O velho passou por ele e, com um sinal, o chamou para ir até a sala do dono no mercadinho, atrás do setor de congelados. Ferdinando o seguiu até a sala vazia e encontrou o homem em pé no canto, indicando-lhe uma cadeira vazia em frente à mesa de seu patrão.
- Sente-se. - ele disse. Ferdinando sentou. - Creio que você me conhece? – Ferdinando confirmou com a cabeça. – Bom. – continuou o homem. Ele próprio, então, seguiu até uma outra cadeira, geralmente usada pelo dono do lugar, e sentou-se lá. Uniu as mãos sobre a mesa, aproximou a cadeira e, olhando no fundo dos olhos de Ferdinando, direta e impassivelmente, voltou a falar.
- Ferdinando, tenho algumas coisas muito importantes a te dizer.
- O senhor pode falar, desde que seja breve, não posso deixar a loja sozinha.
- Não se preocupe com isso. – respondeu o homem com um sorriso, que logo sumiu de sua face. – Ninguém entrará lá enquanto estivermos aqui.
Ferdinando ficou incomodado. Sem demonstrar ter tomado nota disso, Tito continuou.
- Como você deve saber, sou conhecido em Miranda como “chefe”, ou alguma outra alcunha que os cidadãos dessa bela cidade insistem em me dar.

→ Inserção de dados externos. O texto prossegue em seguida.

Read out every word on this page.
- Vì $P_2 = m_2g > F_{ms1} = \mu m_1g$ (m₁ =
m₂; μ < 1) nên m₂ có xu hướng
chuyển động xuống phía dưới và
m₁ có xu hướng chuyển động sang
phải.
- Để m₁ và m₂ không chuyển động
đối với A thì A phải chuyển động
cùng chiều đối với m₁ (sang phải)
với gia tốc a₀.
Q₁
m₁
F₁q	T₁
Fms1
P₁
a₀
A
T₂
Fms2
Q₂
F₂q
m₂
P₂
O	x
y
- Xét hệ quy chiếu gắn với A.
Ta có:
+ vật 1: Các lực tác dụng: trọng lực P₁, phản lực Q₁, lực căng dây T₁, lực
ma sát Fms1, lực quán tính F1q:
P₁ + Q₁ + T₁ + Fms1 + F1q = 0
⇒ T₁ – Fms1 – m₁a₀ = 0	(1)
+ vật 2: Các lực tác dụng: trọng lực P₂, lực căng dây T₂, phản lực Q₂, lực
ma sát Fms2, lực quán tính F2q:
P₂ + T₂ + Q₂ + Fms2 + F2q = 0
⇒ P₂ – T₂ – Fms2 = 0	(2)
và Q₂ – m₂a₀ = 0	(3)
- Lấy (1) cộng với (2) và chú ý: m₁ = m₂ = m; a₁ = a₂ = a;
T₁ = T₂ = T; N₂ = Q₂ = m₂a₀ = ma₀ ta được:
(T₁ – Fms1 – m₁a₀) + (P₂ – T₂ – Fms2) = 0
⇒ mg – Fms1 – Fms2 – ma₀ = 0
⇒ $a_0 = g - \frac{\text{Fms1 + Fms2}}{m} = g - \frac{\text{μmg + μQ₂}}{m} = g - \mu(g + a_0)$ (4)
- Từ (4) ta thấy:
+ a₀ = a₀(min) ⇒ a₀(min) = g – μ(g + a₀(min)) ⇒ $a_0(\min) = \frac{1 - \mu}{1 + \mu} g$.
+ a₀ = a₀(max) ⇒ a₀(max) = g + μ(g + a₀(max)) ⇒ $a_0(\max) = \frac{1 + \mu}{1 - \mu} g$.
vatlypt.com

- Já ouvi falar disso sim...
- Um outro nome pelo qual eles me chamam é “pai”, e eu te digo, Ferdinando, - ele parecia exagerar na grandiloqüência ao falar o nome de Ferdinando, como se o proclamasse ironicamente. – eu sou um pai generoso.
- Não tenho dúvidas disso... Senhor.
- Ótimo. Por isso vim então hoje dar-lhe as boas vindas oficiais à Miranda, em nome de todos os seus cidadãos.
- Mas por que só agora? – perguntou Ferdinando, impulsivamente. Tito mais uma vez sorriu numa fração de segundo.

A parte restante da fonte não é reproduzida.